Kootenay Trout HatcheryIn 1998, the Kootenai Tribe of Idaho finalized an agreement with the province to establish a sturgeon facility at the Kootenay Trout Hatchery and the following year the facility began raising Kootenai sturgeon. The Freshwater Fisheries Society released their last Kootenai white sturgeon in 2015 as the Kootenai Tribe of Idaho are now administering this successful recovery program at their new hatchery in Bonner’s Ferry, Idaho.

Ownership of the hatchery was transferred to the Freshwater Fisheries Society of BC in 2003, shortly after the Society was created. In the spring of that year the Upper Columbia White Sturgeon rearing program was transferred to the Kootenay Trout Hatchery where it is operated in conjunction with the Kootenay River Sturgeon Conservation Hatchery. These programs have supported habitat research, restocking and re-introduction efforts from the USA border to the Kinbasket Reservoir.

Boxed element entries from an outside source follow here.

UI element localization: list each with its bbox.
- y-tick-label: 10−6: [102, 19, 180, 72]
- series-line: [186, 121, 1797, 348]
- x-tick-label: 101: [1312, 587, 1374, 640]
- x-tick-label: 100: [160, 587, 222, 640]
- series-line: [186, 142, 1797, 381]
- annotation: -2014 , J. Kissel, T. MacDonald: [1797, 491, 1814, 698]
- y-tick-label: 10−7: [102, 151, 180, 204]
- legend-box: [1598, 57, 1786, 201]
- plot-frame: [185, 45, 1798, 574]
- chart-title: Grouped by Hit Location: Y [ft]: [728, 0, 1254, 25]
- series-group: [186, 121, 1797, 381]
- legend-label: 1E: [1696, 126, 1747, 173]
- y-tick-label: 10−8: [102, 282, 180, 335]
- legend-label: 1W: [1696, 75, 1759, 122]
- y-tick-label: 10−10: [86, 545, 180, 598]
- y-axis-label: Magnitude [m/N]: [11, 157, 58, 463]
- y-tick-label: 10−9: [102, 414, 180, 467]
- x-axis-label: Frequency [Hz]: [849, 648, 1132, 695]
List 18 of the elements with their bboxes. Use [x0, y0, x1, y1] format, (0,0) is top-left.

In 2007, the hatchery opened their onsite fishing pond. The pond was built in a large part from community donations and it continues to be a focal point in the community. In that first year just over 1,000 youth fished the pond in the Learn to Fish program. Last year more than 6,000 youth and their parents participated in a Learn to Fish program at the hatchery pond.

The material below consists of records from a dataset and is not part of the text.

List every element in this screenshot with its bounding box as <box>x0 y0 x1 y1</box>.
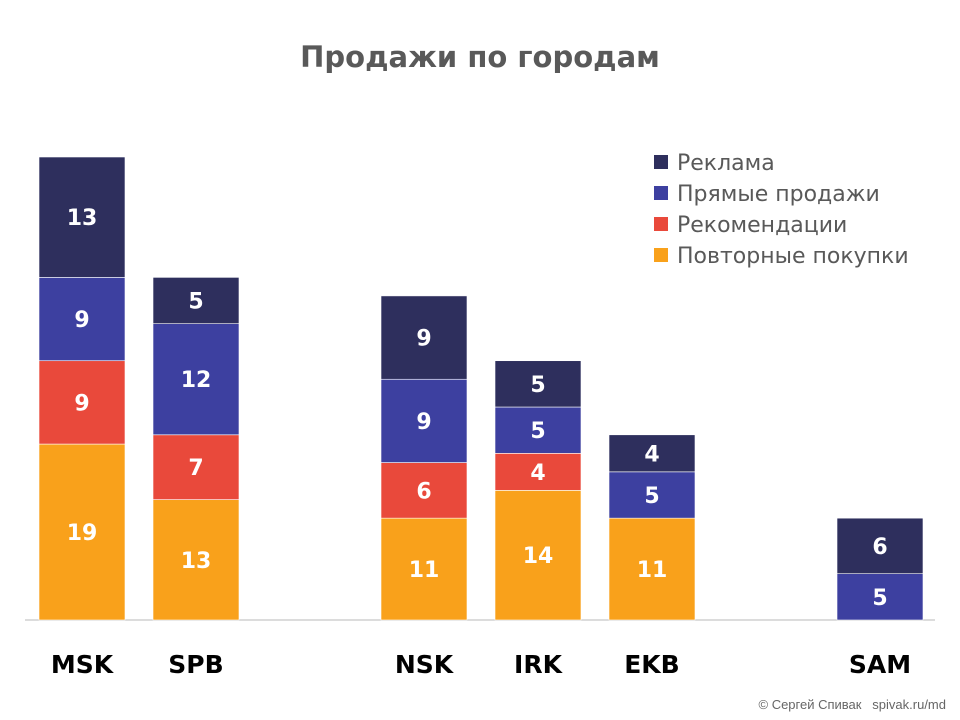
bar-segment <box>380 295 468 380</box>
legend-label: Реклама <box>677 151 775 176</box>
data-label: 9 <box>74 308 89 333</box>
bar-segment <box>152 499 240 621</box>
data-label: 6 <box>872 535 887 560</box>
legend-label: Рекомендации <box>677 213 847 238</box>
bar-segment <box>152 434 240 500</box>
bar-segment <box>38 277 126 362</box>
data-label: 6 <box>416 479 431 504</box>
data-label: 13 <box>181 549 212 574</box>
data-label: 4 <box>644 442 659 467</box>
bar-segment <box>38 443 126 621</box>
x-tick-label: EKB <box>624 650 680 679</box>
bar-segment <box>608 434 696 473</box>
data-label: 9 <box>416 410 431 435</box>
bar-segment <box>836 517 924 575</box>
legend-swatch <box>654 217 668 231</box>
data-label: 14 <box>523 544 554 569</box>
bar-segment <box>38 156 126 278</box>
legend-swatch <box>654 248 668 262</box>
legend-label: Прямые продажи <box>677 182 880 207</box>
x-tick-label: SPB <box>168 650 223 679</box>
data-label: 9 <box>416 327 431 352</box>
data-label: 11 <box>409 558 440 583</box>
bar-segment <box>494 453 582 491</box>
data-label: 5 <box>530 373 545 398</box>
data-label: 19 <box>67 521 98 546</box>
data-label: 5 <box>644 484 659 509</box>
data-label: 13 <box>67 206 98 231</box>
data-label: 5 <box>188 290 203 315</box>
credit: © Сергей Спивак spivak.ru/md <box>758 697 947 712</box>
bar-segment <box>494 406 582 454</box>
bar-segment <box>494 360 582 408</box>
x-tick-label: SAM <box>849 650 911 679</box>
data-label: 12 <box>181 368 212 393</box>
legend-swatch <box>654 186 668 200</box>
chart-title: Продажи по городам <box>300 40 660 74</box>
bar-segment <box>152 323 240 436</box>
bar-segment <box>380 517 468 621</box>
bar-segment <box>608 517 696 621</box>
data-label: 4 <box>530 461 545 486</box>
data-label: 5 <box>872 586 887 611</box>
x-tick-label: IRK <box>514 650 564 679</box>
data-label: 5 <box>530 419 545 444</box>
bar-segment <box>38 360 126 445</box>
x-tick-label: MSK <box>51 650 115 679</box>
legend-swatch <box>654 155 668 169</box>
data-label: 7 <box>188 456 203 481</box>
bar-segment <box>380 462 468 519</box>
x-tick-label: NSK <box>395 650 455 679</box>
bar-segment <box>380 378 468 463</box>
data-label: 11 <box>637 558 668 583</box>
data-label: 9 <box>74 391 89 416</box>
legend-label: Повторные покупки <box>677 244 909 269</box>
bar-segment <box>152 277 240 324</box>
bar-segment <box>836 573 924 621</box>
bar-segment <box>494 490 582 621</box>
bar-segment <box>608 471 696 519</box>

In 2015 a number of upgrades were undertaken to reduce energy usage and improve the hatchery’s operating efficiency. Circular ponds replaced the fish rearing raceways. Water usage is anticipated to drop from 2.5 billion litres to 0.5 billion litres per year, drawn from five groundwater wells.

The improved tank design constantly moves waste out of the system, reducing the time required to clean the tanks. With better access to feed throughout the tank, fish are better able to convert food to body mass, reducing variance in fish size. The result is more consistent, better conditioned, healthier fish released into rivers and lakes throughout the region.

The hatchery also expects to reduce electricity consumption by about 264,000 kilowatt hours per year, about 22% of overall usage, as a result of less water pumping and warming.

trouthatchery4The Kootenay Hatchery annually raises 1.3 million kokanee, cutthroat trout, brook char and rainbow trout for the recreational fishery in addition to sturgeon. The fish are stocked in 150 lakes in the East and West Kootenay. Some fish are provided to the Clearwater and Summerland Trout Hatcheries for stocking interior and northern regions of the province. The Kootenay and Clearwater Trout Hatcheries are the only facilities that stock kokanee salmon in B.C.

The hatchery now employs an office manager, assistant manager, maintenance supervisor, hatchery manager, a sturgeon manager, three fish culturists, two seasonal fish culturists and six seasonal tour guides.

The Freshwater Fisheries Society of BC’s Kootenay Trout Hatchery will be celebrating the hatchery’s 50th Anniversary with an Open House on April 23, from 10 a.m. to 3 p.m. Everyone is invited to get to know the hatchery better with tours through the recently renovated hatchery, fish rearing and lake stocking discussions with a fish culturist and fish culture demonstrations.

Family activities include fishing, face painting and activities at the pond as well as birthday cake and goodie bags for the kids. The Bull River Rancher’s Association BBQ  will have a food concession available.